Der 36-jährige Musiklehrer und international tätige Saxofonist Fabian Capaldi ist teilweise in Trimbach aufgewachsen und freute sich deshalb besonders, im Mühlemattsaal auftreten zu dürfen. In seinen Arrangements liess er seinen Mitmusikern viel Zeit und Raum für eigene Soli und Improvisationen – in den swingenden Jazzklassikern genauso wie in einer mitreissenden Instrumentalversion des letztjährigen Latino-Sommerhits «Despacito» oder der Schmuseballade «Isn’t She Lovely». Gelegentlich wurde ein wenig experimentiert, so etwa bei «Rock Meets Jazz», wo Capaldi bekannte Jazzstandards spielte und der brillante Gitarrist Andy Müller immer wieder mit raffinierten und harten Gitarrenriffs aus Rockklassikern abrupt dazwischenfunkte.

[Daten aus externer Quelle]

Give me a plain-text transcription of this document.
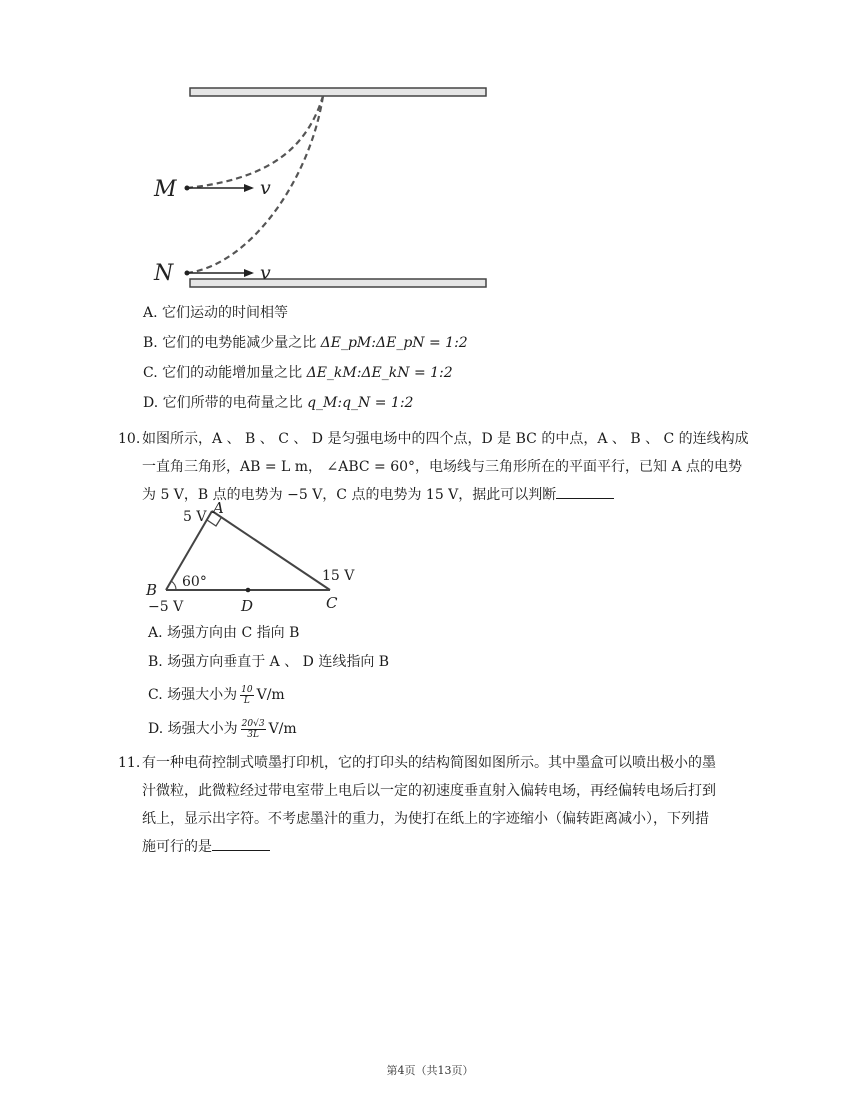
M
N
v
v
A. 它们运动的时间相等
B. 它们的电势能减少量之比 ΔE_pM:ΔE_pN = 1:2
C. 它们的动能增加量之比 ΔE_kM:ΔE_kN = 1:2
D. 它们所带的电荷量之比 q_M:q_N = 1:2
10. 如图所示，A 、 B 、 C 、 D 是匀强电场中的四个点，D 是 BC 的中点，A 、 B 、 C 的连线构成
一直角三角形，AB = L m， ∠ABC = 60°，电场线与三角形所在的平面平行，已知 A 点的电势
为 5 V，B 点的电势为 −5 V，C 点的电势为 15 V，据此可以判断
5 V A
60°
B
−5 V	D
15 V
C
A. 场强方向由 C 指向 B
B. 场强方向垂直于 A 、 D 连线指向 B
C. 场强大小为 $\frac{10}{L} V/m$
D. 场强大小为 $\frac{20√3}{3L} V/m$
11. 有一种电荷控制式喷墨打印机，它的打印头的结构简图如图所示。其中墨盒可以喷出极小的墨
汁微粒，此微粒经过带电室带上电后以一定的初速度垂直射入偏转电场，再经偏转电场后打到
纸上，显示出字符。不考虑墨汁的重力，为使打在纸上的字迹缩小（偏转距离减小），下列措
施可行的是
第4页（共13页）
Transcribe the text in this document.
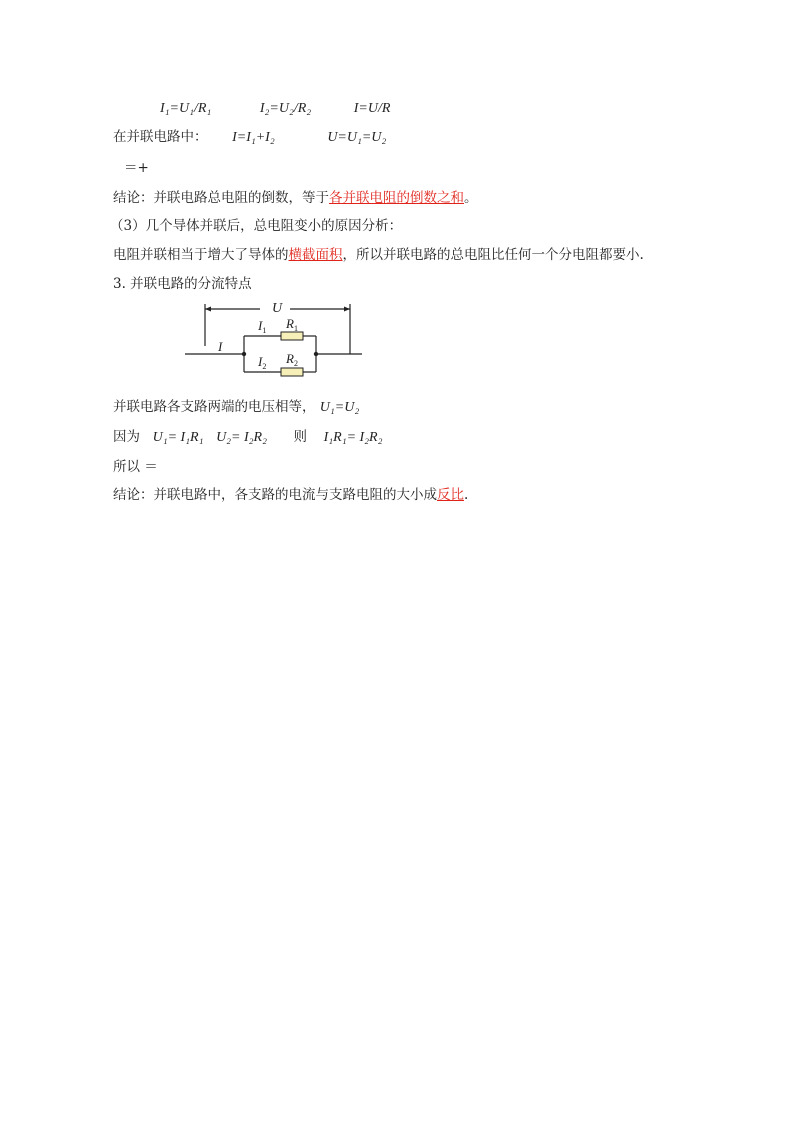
I₁=U₁/R₁	I₂=U₂/R₂	I=U/R
在并联电路中： I=I₁+I₂	U=U₁=U₂
＝+
结论：并联电路总电阻的倒数，等于各并联电阻的倒数之和。
（3）几个导体并联后，总电阻变小的原因分析：
电阻并联相当于增大了导体的横截面积，所以并联电路的总电阻比任何一个分电阻都要小.
3. 并联电路的分流特点
U
I
$I_1$ $R_1$
$I_2$
$R_2$
并联电路各支路两端的电压相等， U₁=U₂
因为 U₁= I₁R₁ U₂= I₂R₂ 则 I₁R₁= I₂R₂
所以 ＝
结论：并联电路中，各支路的电流与支路电阻的大小成反比.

Dass beide zwischendurch nicht recht wussten, wie es weitergeht, hatte zwei Gründe: Sie spielten die Komposition erst zum zweiten Mal öffentlich und die Band hatte nur am Vortag in dieser Formation kurz proben können. Der Zürcher Jazzdrummer Dimitri Monstein hatte nämlich wegen eines Krankheitsfalls kurzfristig einspringen müssen.

Ein langes Solo voller Synkopen und rasanten Schlagzeugrhythmen bewies gegen den Schluss des Sonntagmorgenkonzerts sein überwältigendes Können. Von ihrer besten Seite zeigten sich aber auch die Elektrobassistin Lisa Scannell und der virtuose Pianist Adrian Schäublin.

Viel Publikum an der Saisoneröffnung

Mit der Matinee eröffnet der Kulturverein Forum seine 60. Saison. Und das Wagnis scheint geglückt. Sie wären im Voraus schon ein wenig unsicher gewesen, ob sich die Matinee durchführen liesse, meinte die Präsidentin Margrit Huber. «Wir befürchteten, wegen des ‹cheiben Coronavirus› würden sich viele Leute trotz umfassendem Sicherheitskonzept nicht ans Konzert trauen.»

Dem war nicht so, es wurden sogar zusätzliche Stühle in den Saal getragen. Jedenfalls passte die letzte Zugabe nach den zweiten Standing Ovations am Schluss des Konzerts perfekt zu den Gefühlen der meisten Besucherinnen und Besucher. Sie waren alle froh, dass sie endlich wieder einen Happen Kultur bekommen haben. Fabian Capaldi und seine Band spielten «What A Wonderful World» von Louis Armstrong, wohl einer der schönsten Songs der neueren Musikgeschichte.